The model is fitted to the cumulative reported cases, $CR(t)$ by allowing for three free parameters, $\chi$ as follows:

$$
CR(t) = \chi_1exp(\chi_2t)-\chi_3
$$

### Python Model

With some careful translation, we can implement the above ODEs in Python using a systems dynamics model, which uses dynamic programming of a numeric simulation to arbitrarily forward the gradients through time, updating values as they go.
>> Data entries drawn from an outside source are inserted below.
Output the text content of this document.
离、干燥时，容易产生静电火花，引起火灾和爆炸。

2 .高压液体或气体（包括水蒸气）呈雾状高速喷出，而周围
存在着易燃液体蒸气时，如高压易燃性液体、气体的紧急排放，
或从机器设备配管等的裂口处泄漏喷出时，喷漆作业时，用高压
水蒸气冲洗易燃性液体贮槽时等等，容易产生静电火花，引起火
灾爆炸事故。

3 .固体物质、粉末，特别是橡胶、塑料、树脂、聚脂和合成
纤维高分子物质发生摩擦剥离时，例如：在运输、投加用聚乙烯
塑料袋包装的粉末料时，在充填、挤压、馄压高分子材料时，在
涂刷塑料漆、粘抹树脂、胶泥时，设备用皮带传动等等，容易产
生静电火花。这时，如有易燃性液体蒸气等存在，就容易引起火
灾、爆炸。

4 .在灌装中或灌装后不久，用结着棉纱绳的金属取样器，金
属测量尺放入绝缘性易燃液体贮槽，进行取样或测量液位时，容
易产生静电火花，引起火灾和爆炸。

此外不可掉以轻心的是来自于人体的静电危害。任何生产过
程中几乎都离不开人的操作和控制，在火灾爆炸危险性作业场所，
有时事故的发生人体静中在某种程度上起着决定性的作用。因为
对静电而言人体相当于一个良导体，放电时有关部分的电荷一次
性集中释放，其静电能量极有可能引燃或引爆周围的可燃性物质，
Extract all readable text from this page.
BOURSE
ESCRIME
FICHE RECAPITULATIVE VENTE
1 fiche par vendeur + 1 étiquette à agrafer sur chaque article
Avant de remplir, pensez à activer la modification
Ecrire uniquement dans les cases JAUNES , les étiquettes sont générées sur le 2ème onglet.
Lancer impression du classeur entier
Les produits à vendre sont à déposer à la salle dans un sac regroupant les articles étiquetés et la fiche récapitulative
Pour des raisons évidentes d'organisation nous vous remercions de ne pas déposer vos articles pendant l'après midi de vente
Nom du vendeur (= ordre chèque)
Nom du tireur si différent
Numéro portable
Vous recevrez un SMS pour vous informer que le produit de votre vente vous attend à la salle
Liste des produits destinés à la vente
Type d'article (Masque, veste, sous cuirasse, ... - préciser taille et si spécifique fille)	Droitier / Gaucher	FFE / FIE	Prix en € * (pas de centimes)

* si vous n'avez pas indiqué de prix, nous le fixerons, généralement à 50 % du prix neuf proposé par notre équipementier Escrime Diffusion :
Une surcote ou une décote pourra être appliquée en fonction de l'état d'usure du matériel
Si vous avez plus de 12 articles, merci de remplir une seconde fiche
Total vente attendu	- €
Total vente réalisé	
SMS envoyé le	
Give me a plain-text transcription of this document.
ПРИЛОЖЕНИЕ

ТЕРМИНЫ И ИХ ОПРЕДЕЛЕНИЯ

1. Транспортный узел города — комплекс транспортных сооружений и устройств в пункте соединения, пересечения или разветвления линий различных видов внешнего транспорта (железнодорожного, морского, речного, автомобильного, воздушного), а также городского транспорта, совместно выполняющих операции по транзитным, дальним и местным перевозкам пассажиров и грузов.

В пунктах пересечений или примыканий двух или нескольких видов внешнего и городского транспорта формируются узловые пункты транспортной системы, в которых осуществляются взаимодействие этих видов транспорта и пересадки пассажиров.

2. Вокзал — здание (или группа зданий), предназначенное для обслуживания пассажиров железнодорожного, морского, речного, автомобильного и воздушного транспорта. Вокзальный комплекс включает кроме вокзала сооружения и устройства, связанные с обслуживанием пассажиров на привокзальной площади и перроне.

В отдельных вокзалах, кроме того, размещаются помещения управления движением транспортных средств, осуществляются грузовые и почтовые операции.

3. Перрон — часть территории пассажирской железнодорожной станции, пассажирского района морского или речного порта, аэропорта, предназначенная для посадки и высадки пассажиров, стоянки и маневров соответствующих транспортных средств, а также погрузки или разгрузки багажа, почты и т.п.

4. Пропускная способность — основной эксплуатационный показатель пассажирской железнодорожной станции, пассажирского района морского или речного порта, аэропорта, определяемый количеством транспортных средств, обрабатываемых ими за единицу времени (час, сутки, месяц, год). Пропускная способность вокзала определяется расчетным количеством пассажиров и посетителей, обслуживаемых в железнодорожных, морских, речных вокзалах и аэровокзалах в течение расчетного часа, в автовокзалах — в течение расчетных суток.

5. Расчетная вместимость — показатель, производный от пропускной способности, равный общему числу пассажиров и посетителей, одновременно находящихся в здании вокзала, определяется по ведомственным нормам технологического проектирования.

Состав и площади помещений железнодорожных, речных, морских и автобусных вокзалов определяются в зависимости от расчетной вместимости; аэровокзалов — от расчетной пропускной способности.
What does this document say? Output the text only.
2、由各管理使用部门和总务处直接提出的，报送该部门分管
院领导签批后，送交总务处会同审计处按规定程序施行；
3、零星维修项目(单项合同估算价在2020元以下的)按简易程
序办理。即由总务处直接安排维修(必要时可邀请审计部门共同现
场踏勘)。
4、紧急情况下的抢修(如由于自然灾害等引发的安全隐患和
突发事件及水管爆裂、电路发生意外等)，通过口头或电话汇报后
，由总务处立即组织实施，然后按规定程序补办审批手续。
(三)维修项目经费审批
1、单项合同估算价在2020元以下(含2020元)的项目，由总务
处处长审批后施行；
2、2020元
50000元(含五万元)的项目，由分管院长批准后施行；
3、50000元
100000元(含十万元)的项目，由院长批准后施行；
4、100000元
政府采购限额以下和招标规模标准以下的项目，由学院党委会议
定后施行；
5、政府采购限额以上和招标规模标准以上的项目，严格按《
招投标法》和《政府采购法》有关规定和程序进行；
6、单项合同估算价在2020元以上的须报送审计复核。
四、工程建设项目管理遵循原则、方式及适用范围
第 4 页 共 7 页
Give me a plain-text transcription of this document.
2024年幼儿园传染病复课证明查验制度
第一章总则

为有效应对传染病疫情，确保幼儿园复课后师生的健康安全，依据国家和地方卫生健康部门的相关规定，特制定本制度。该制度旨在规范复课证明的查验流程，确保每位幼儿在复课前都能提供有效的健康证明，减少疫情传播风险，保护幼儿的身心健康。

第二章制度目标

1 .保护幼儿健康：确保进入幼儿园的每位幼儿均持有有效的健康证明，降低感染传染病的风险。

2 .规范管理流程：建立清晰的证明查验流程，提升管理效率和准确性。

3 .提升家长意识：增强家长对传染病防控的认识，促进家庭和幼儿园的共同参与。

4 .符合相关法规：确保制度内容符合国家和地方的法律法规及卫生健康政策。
For example the function `E` can be implemented as follows:

```python
def E(self, t):
    """
    Computes the number of exposed individuals at time t.
    """
    dE = (self.tau(t-1) * self.S(t-1) * (self.I(t-1) + self.U(t-1)))
    dE -= (self.alpha * self.E(t-1))
    return max(self.E(t-1) + dE, 0)
```

The function is recursive in that it calls the previous time step until `t=0` is reached. This is done with a decorator that steps through the dynamic programming model, but essentially boils down to:

```python
class numsim(object):

    def __init__(self, f, v0):
        self._values = np.asarray([v0])
       
    def __call__(self, t):
        if t >= len(self._values):
            self(t-1)
        return self._values[t]
```

### Fitting Process

The fitting process uses a genetic algorithm to optimize the free parameters $\chi$ and the intensity of the intervention $\mu$. Note that the other variables, $\alpha$, $v$, $f$, and $\eta$ are known by medical observation. The fitness function minimizes mean squared error, though differentiable cost functions are not required for genetic parameter optimization. 


```python
from functools import partial
from scipy.optimize import differential_evolution


def fit_seiru_model(cases, S0, f, v, eta, t0, alpha, return_results=True):
    """
    Uses differential evolution (a genetic parameter optimization method)
    to fit the free variables chi1, chi2, chi3, mu, and N in the SEIRU
    model. A model instantiated with these parameters is returned unless
    return_results=True, in which case the array of parameters is also returned.

    .. todo: document arguments
    """
    ef = partial(seiru_error, cases=cases, S0=S0, f=f, v=v, eta=eta, t0=t0, alpha=alpha)
    bounds = [(-4, 4), (-4, 4), (-4, 4), (-4, 4), (0, len(cases))]
    results = differential_evolution(ef, bounds)

    p = results.x
    model = SEIRU(S0, f, v, eta, t0, p[0], p[1], p[2], alpha, p[3], p[4])

    if return_results:
        return model, results
    return model


def seiru_error(params, cases, S0, f, v, eta, t0, alpha, *args):
    """
    Computes the mean square error of the SEIRU model for the fitted params:
    (chi1, chi2, chi3, mu), using the fixed parameters S0, f, v, eta, alpha, and N.
    The cases variable is the ground truth that the diff is computed from.

    .. todo: document arguments
    """
    model = SEIRU(
        S0, f, v, eta, t0, params[0], params[1], params[2], alpha, params[3], params[4]
    )
    crhat = model.to_dataframe(cases.index, ode="R", cumulative=True)
    return ((crhat["CR"] - cases) ** 2).sum()
```

Unfortunately, I am not yet authorized to share the code for this, but I did fit the model to the case data we've been exploring today, here are the results:

![SEIRU USA Model Fit](figures/23_seiru_usa_fit.png)

Next steps: actual agent based models! This is my current research thrust, doing realistic, non-compartmental simulations for epidemiological modeling. I've included a MESA implementation of SEIRU in the workshop code for you to check out!